By John Kosar
All major U.S. stock indices closed lower for the week of March 10, basically giving back all of the previous week's gains. The market was led lower last week by the blue-chip Dow industrials, which lost 2.4%, leaving the Nasdaq and Russell 2000 as the only two major indices that are still in positive territory for 2014, up 1.7% and 1.5%, respectively, year to date.
U.S. stocks were particularly weak on Thursday, with the S&P 500 suffering its worst day since early February on rising tensions between Ukraine and Russia and concerns about a slowdown in China. Regarding the latter, I am expecting at least an additional 2.2% decline in China's Hang Seng Index to 21,000.

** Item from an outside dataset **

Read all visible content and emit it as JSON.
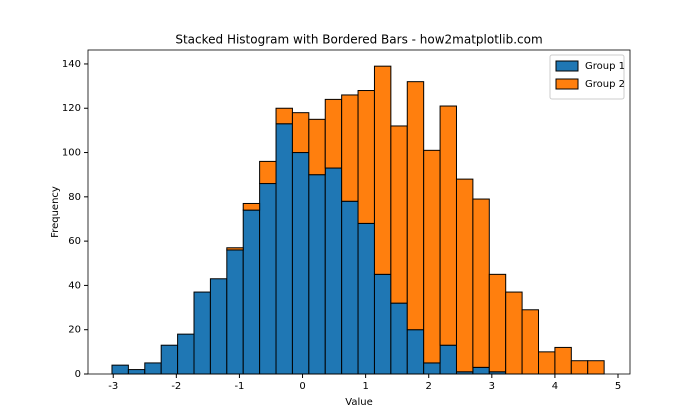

In last week's Market Outlook, I said, "The deeper that we go into 2014 without a confirming new high in the Dow, the more problematic it can eventually become from a Dow Theory standpoint."
As you can see in our first chart, the new 2014 closing high in the Dow transports set on March 7 of 7,592 versus the Jan. 23 high of 7,570 still has not been corroborated by a new high in the Dow industrials -- and last week both indices turned lower.
The longer this non-confirmation between these indices persists, the more likely that it will lead to a broad market correction.
Broader Market Testing Support
Also in last week's report, I pointed out that the S&P 500 was closing in on a quarterly overbought extreme that had previously coincided with or led most of the near-term broad market peaks in recent history. That overbought extreme helped to trigger a 2% decline last week, positioning it just above minor underlying support at 1,829 to 1,814, which is 3% to 4% off the 2014 highs.
The next chart shows that this support represents the S&P 500's 50-day moving average, a widely watched minor trend proxy, and Nov. 29 benchmark high.
If the S&P 500's 2013 advance is still healthy and intact, the 1,829 to 1,814 area should attract enough dip buyers to fuel a new advance to fresh 2014 highs. Conversely, a breakdown below this support would indicate that a correction is under way and would clear the way for a potential decline into major support 7% to 8% off the highs at 1,746 to 1,737, which represents the November and February lows and the 200-day moving average (major trend proxy).
One way to try to anticipate whether or not minor support at 1,829 to 1,814 will hold this week is by continuing to keep a close eye on investor fear via the CBOE Volatility Index (VIX). As I've been saying, a sustained rise above 14.6 could potentially trigger a market decline.
The "fear gauge" subsequently spent Thursday and Friday above 14.6, while the S&P 500 coincidentally collapsed by 27 points, or 1.5%. If VIX stays above 14.9 this week, look for the broader market to remain under near-term pressure.